In the first two repositories, Vicente has set up a chain of services which conduct analyses at prescribed time intervals and deliver both data streams (via a dedicated API) and reports (through a dashboard, that is based on the default visualisation features offered by AEGIS), which are both currently set to “private”, not allowing external entities to access them. During the set-up of those repositories, Vicente has utilised the standard analytics features offered by the platform, and has built a chain of algorithms where output of one analysis if being fed into another. He has also found online in AEGIS platform some datasets which are more detailed than the ones he has used, and after a short experimentation with them in the third repository (see below), he decided that their inclusion in his business cases is quite beneficial. The first one came for free, while the second has a monthly basis usage license, which Vicente decided to acquire. However, as the data delivered by that dataset comes only in .csv format with lots of unnecessary (for Vicente) data that increase the storage needs unnecessarily, he has combined some existing AEGIS services into one larger preprocessing service that cleans the data and transforms it into JSON. Vicente has decided to make his new data manipulation service (i.e. chain of AEGIS services) available for free to everybody in AEGIS (although initially he was thinking of putting a price on it, to balance the costs he pays for the data licenses). |
The playground project | The third repository that Vicente has set up is his main “playground”. There he is able to upload different datasets, retrieve data from APIs, utilise the services provided by AEGIS to combine, clean and transform his own and other third-party data sources which he discovers through the platform, and is also able to conduct small scale experiments. The main objective of this is to constantly evaluate the offering of the platform (in terms of data, services and algorithms) and port artefacts that seem beneficial to his “production” repositories. For this to happen, he uses some features that allow him to replicate the attributes and environmental parameters of his “production” repositories and install them into the experimentation repository, and then try to integrate his ideas there, without compromising his running production instance. |
The benefits | At the end of the day, Vicente is happy for having found a platform that saves him a lot of time and of course cost for his job.
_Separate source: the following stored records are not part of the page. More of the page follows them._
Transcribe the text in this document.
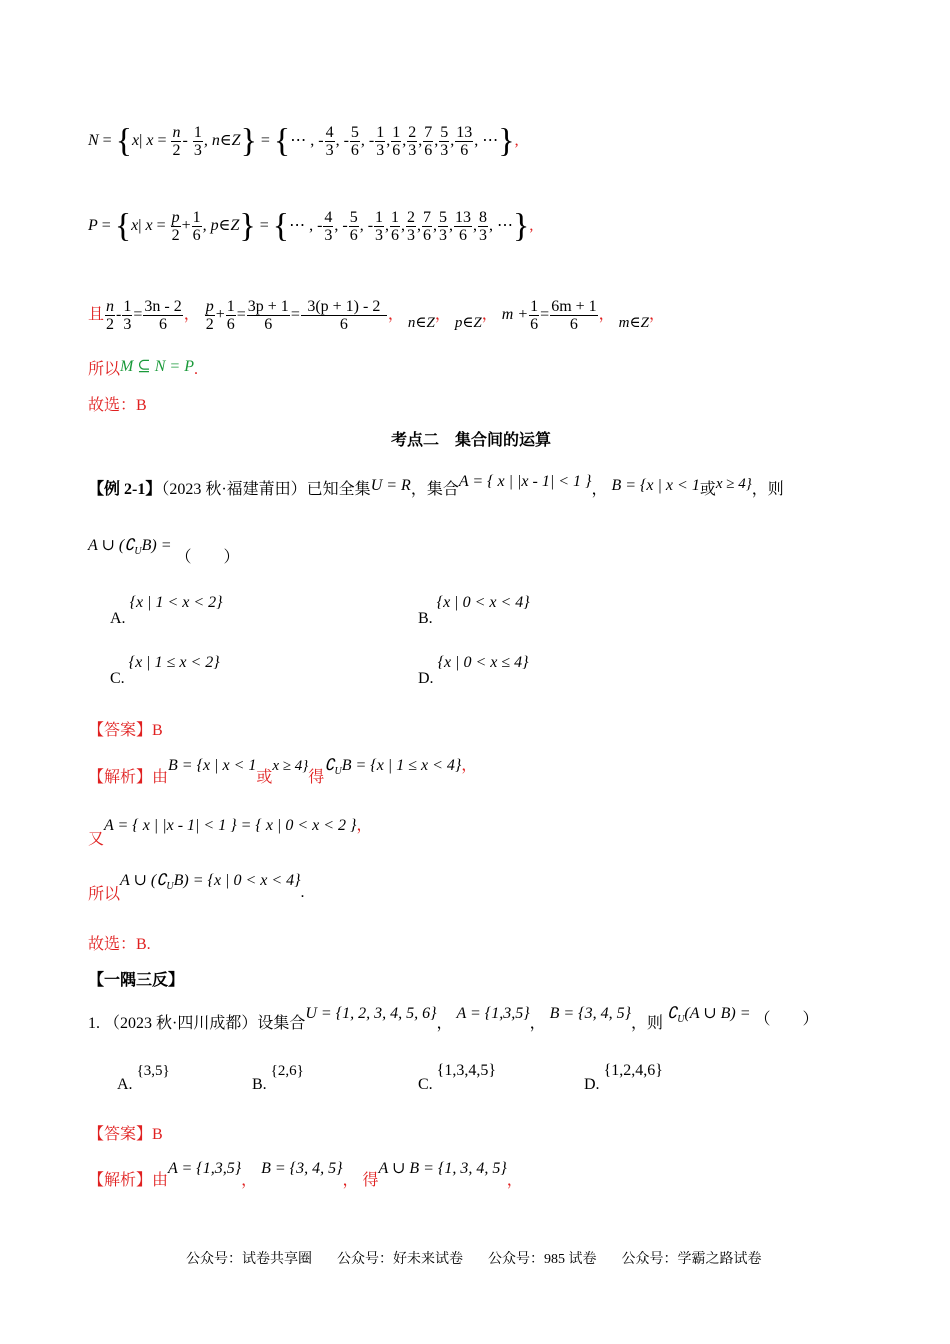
N = {x| $x = \frac{n}{2} - \frac{1}{3}$ , n∈Z} = {⋯ , - $\frac{4}{3}$ , - $\frac{5}{6}$ , - $\frac{1}{3}$ , $\frac{1}{6}$ , $\frac{2}{3}$ , $\frac{7}{6}$ , $\frac{5}{3}$ , $\frac{13}{6}$ , ⋯},
P = {x| $x = \frac{p}{2} + \frac{1}{6}$ , p∈Z} = {⋯ , - $\frac{4}{3}$ , - $\frac{5}{6}$ , - $\frac{1}{3}$ , $\frac{1}{6}$ , $\frac{2}{3}$ , $\frac{7}{6}$ , $\frac{5}{3}$ , $\frac{13}{6}$ , $\frac{8}{3}$ , ⋯},
且 $\frac{n}{2} - \frac{1}{3} = \frac{3n - 2}{6}$ ， $\frac{p}{2} + \frac{1}{6} = \frac{3p + 1}{6} = \frac{3(p + 1) - 2}{6}$ ， n∈Z， p∈Z， $m + \frac{1}{6} = \frac{6m + 1}{6}$ ， m∈Z，
所以M ⊆ N = P.
故选：B
考点二　集合间的运算
【例 2-1】（2023 秋·福建莆田）已知全集U = R，集合A = { x | |x - 1| < 1 }， B = {x | x < 1或x ≥ 4}，则
A ∪ $(∁_UB)$ = （　　）
A. {x | 1 < x < 2}
B. {x | 0 < x < 4}
C. {x | 1 ≤ x < 2}
D. {x | 0 < x ≤ 4}
【答案】B
【解析】由B = {x | x < 1或x ≥ 4}得$∁_UB = \{x$ | 1 ≤ x < 4}，
又A = { x | |x - 1| < 1 } = { x | 0 < x < 2 }，
所以A ∪ $(∁_UB) = \{x$ | 0 < x < 4}.
故选：B.
【一隅三反】
1. （2023 秋·四川成都）设集合U = {1, 2, 3, 4, 5, 6}， A = {1,3,5}， B = {3, 4, 5}，则 $∁_U(A$ ∪ B) = （　　）
A. {3,5}
B. {2,6}
C. {1,3,4,5}
D. {1,2,4,6}
【答案】B
【解析】由A = {1,3,5}， B = {3, 4, 5}， 得A ∪ B = {1, 3, 4, 5}，
公众号：试卷共享圈 公众号：好未来试卷 公众号：985 试卷 公众号：学霸之路试卷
Although he understands that there are some limitations in the AEGIS platform due to its nature as a centrally offered PaaS, he thinks that the trade-off of customisation for improved ease of use is completely worth it for his own case, especially since AEGIS allows him not only to “get his hands dirty” with his data more quickly, but also enables him to showcase his work to prospective collaborators or even monetise it directly. |

Data analysts are a demanding audience to target, so the envisioned workflow is tied to a number of challenges, since AEGIS must offer an intuitive and easy to use interface but with really advanced data manipulation tasks enabled, which require strong technical support in the background in order to provide also a certain flexibility to the users, e.g. in the form of facilitating the combination and configuration of AEGIS service-chains to form integrated “user-authored” data manipulation services.